设置一些重要object的id (mujoco中的id),方便后续从 sim.data中完成状态信息的调用

"""
Sets up references to important components. A reference is typically an
index or a list of indices that point to the corresponding elements
in a flatten array, which is how MuJoCo stores physical simulation data.
"""
# 设置 robot的相关信息
super()._setup_references()

# Additional object references from this env
# 设置 object对应的相关reference, 可以在后续_setup_observables 中调用
self.cubeA_body_id = self.sim.model.body_name2id(self.cubeA.root_body)
self.cubeB_body_id = self.sim.model.body_name2id(self.cubeB.root_body)

_setup_observables

observables = super()._setup_observables()  

得到含有robot信息的observables (dict类型); 将 object需要查看的信息根据sensor和observable的方式加入到 observables中, observables 就是 obs对应的 dict类型。


        # low-level object information
        if self.use_object_obs:
            # Get robot prefix and define observables modality
            pf = self.robots[0].robot_model.naming_prefix
            modality = "object"

self.use_object_obs决定了是否要输出objects对应的信息
pf = self.robots[0].robot_model.naming_prefix 说明了robot信息的前缀
f"{pf}eef_pos"可以完成 robot的 end effector位置的调用; 其他信息格式相同。


            # position and rotation of the first cube
            @sensor(modality=modality)
            def cubeA_pos(obs_cache):
                return np.array(self.sim.data.body_xpos[self.cubeA_body_id])

            @sensor(modality=modality)
            def cubeA_quat(obs_cache):
                return convert_quat(np.array(self.sim.data.body_xquat[self.cubeA_body_id]), to="xyzw")

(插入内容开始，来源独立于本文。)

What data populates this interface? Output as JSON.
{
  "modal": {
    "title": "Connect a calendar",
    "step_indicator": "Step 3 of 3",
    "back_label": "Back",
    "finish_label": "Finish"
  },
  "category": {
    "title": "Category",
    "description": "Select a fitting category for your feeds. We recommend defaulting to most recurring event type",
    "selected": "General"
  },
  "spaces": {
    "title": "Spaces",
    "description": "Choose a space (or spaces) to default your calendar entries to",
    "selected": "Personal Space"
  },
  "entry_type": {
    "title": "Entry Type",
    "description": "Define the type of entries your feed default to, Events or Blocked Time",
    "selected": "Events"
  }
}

            @sensor(modality=modality)
            def cubeB_pos(obs_cache):
                return np.array(self.sim.data.body_xpos[self.cubeB_body_id])

            @sensor(modality=modality)
            def cubeB_quat(obs_cache):
                return convert_quat(np.array(self.sim.data.body_xquat[self.cubeB_body_id]), to="xyzw")

            @sensor(modality=modality)
            def gripper_to_cubeA(obs_cache):
                return (
                    obs_cache["cubeA_pos"] - obs_cache[f"{pf}eef_pos"]
                    if "cubeA_pos" in obs_cache and f"{pf}eef_pos" in obs_cache
                    else np.zeros(3)
                )

            @sensor(modality=modality)
            def gripper_to_cubeB(obs_cache):
                return (
                    obs_cache["cubeB_pos"] - obs_cache[f"{pf}eef_pos"]
                    if "cubeB_pos" in obs_cache and f"{pf}eef_pos" in obs_cache
                    else np.zeros(3)
                )

            @sensor(modality=modality)
            def cubeA_to_cubeB(obs_cache):
                return (
                    obs_cache["cubeB_pos"] - obs_cache["cubeA_pos"]
                    if "cubeA_pos" in obs_cache and "cubeB_pos" in obs_cache
                    else np.zeros(3)
                )

@sensor(modality=modality) 作为 function的修饰器, 对于每一个 sensor function 都需要sensor来修饰, 然后 sensor function 会传入到 observable中, 完成信息的调用。[obs_cache的调用是有顺序的,默认包含robot对应的信息,其他的object信息如果需要调用,需要在创建observable的过程中按照先后顺序添加]
另外,在调用obs_cache时 需要考虑 obs_cache是None的情况。



            sensors = [cubeA_pos, cubeA_quat, cubeB_pos, cubeB_quat, gripper_to_cubeA, gripper_to_cubeB, cubeA_to_cubeB]
            names = [s.__name__ for s in sensors]

此时sensors的顺序很重要,后方的函数可以调用前方函数生成的信息(存储在obs_cache中)
names 对应了每一个函数,用于下方 observables的创建,对应obs dict的key。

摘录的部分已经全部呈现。